3. Freddie Gibbs & Madlib, Cocaine Piñata
Freddie Gibbs and legendary producer Madlib seem like an unlikely pair, but even the oddest of couples can make something great. Well, that something great came in the form of Cocaine Piñata, which some would argue as the year’s best hip hop album. While it narrowly missed the top of my ranking, it is a very entertaining and quality album from the two. Gibbs’ hard-as-rock, gritty lines mixed with Madlib’s signature production makes for one hell of a concoction, and was one of the best rapper-producer collab albums to be released in recent years.
2. J. Cole, 2014 Forest Hills Drive
J. Cole is one of the most respected and well-received artists of this generation, and solidified his legacy with his latest album, 2014 Forest Hills Drive.
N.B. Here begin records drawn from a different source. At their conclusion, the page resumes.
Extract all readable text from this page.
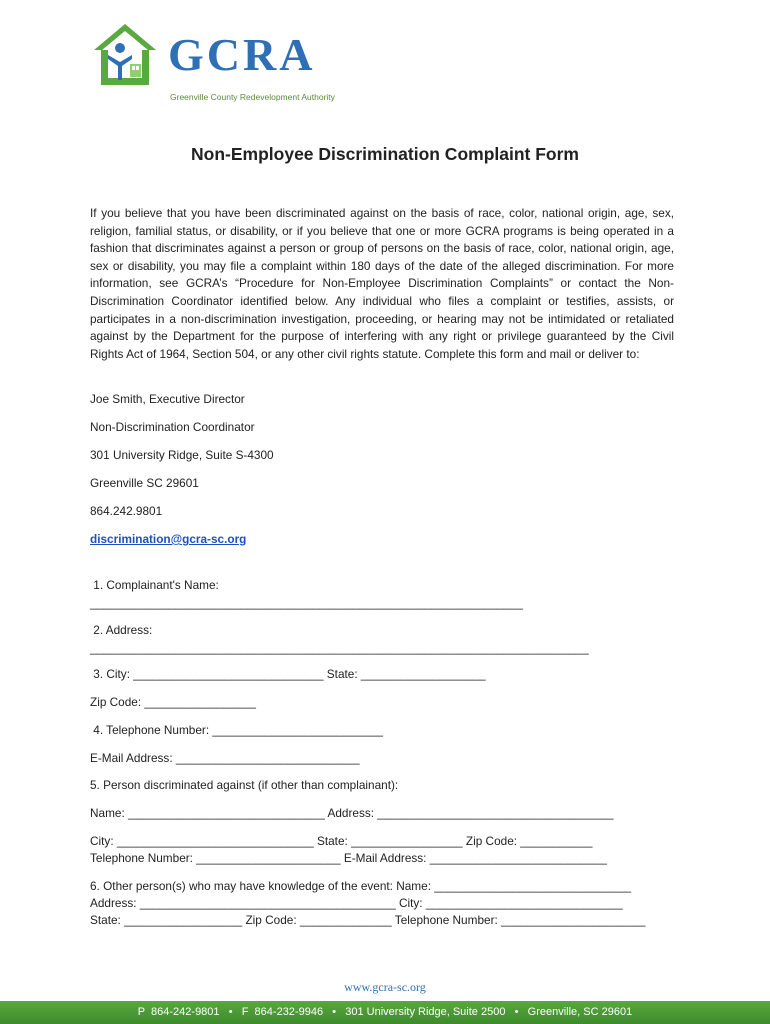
GCRA
Greenville County Redevelopment Authority
Non-Employee Discrimination Complaint Form

If you believe that you have been discriminated against on the basis of race, color, national origin, age, sex, religion, familial status, or disability, or if you believe that one or more GCRA programs is being operated in a fashion that discriminates against a person or group of persons on the basis of race, color, national origin, age, sex or disability, you may file a complaint within 180 days of the date of the alleged discrimination. For more information, see GCRA’s “Procedure for Non-Employee Discrimination Complaints” or contact the Non-Discrimination Coordinator identified below. Any individual who files a complaint or testifies, assists, or participates in a non-discrimination investigation, proceeding, or hearing may not be intimidated or retaliated against by the Department for the purpose of interfering with any right or privilege guaranteed by the Civil Rights Act of 1964, Section 504, or any other civil rights statute. Complete this form and mail or deliver to:

Joe Smith, Executive Director
Non-Discrimination Coordinator
301 University Ridge, Suite S-4300
Greenville SC 29601
864.242.9801
discrimination@gcra-sc.org
1. Complainant's Name:
__________________________________________________________________
2. Address:
____________________________________________________________________________
3. City: _____________________________ State: ___________________
Zip Code: _________________
4. Telephone Number: __________________________
E-Mail Address: ____________________________
5. Person discriminated against (if other than complainant):
Name: ______________________________ Address: ____________________________________
City: ______________________________ State: _________________ Zip Code: ___________
Telephone Number: ______________________ E-Mail Address: ___________________________
6. Other person(s) who may have knowledge of the event: Name: ______________________________
Address: _______________________________________ City: ______________________________
State: __________________ Zip Code: ______________ Telephone Number: ______________________
www.gcra-sc.org
P  864-242-9801   •   F  864-232-9946   •   301 University Ridge, Suite 2500   •   Greenville, SC 29601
This was a prime example of quality, true hip-hop by one of the best to do it today. It has elements of story telling mixed with intricate wordplay, all over some pretty smooth production. It’s sold over 350,000 units so far, and surely going to keep thriving into the new year. It does lack a certain “wow” factor, but overall it’s a deep album that requires multiple listens—there’s layers to this album, you really have to peel ’em back to truly capture each message Cole is relaying.
1. Run The Jewels, Run The Jewels 2
Killer Mike and El-P followed up their critically-acclaimed album Run The Jewels with the sequel, aptly titled Run The Jewels 2. The off-the-wall lyrics combined with the superb, crisp production really makes this album what it is. The chemistry between the emcees also really adds to the album’s overall value, and makes it a fun, satirical ride that most any hip-hop fan could enjoy. Together they form a pair that is unmatched by most factions in today’s generation, and that is going to take them very far.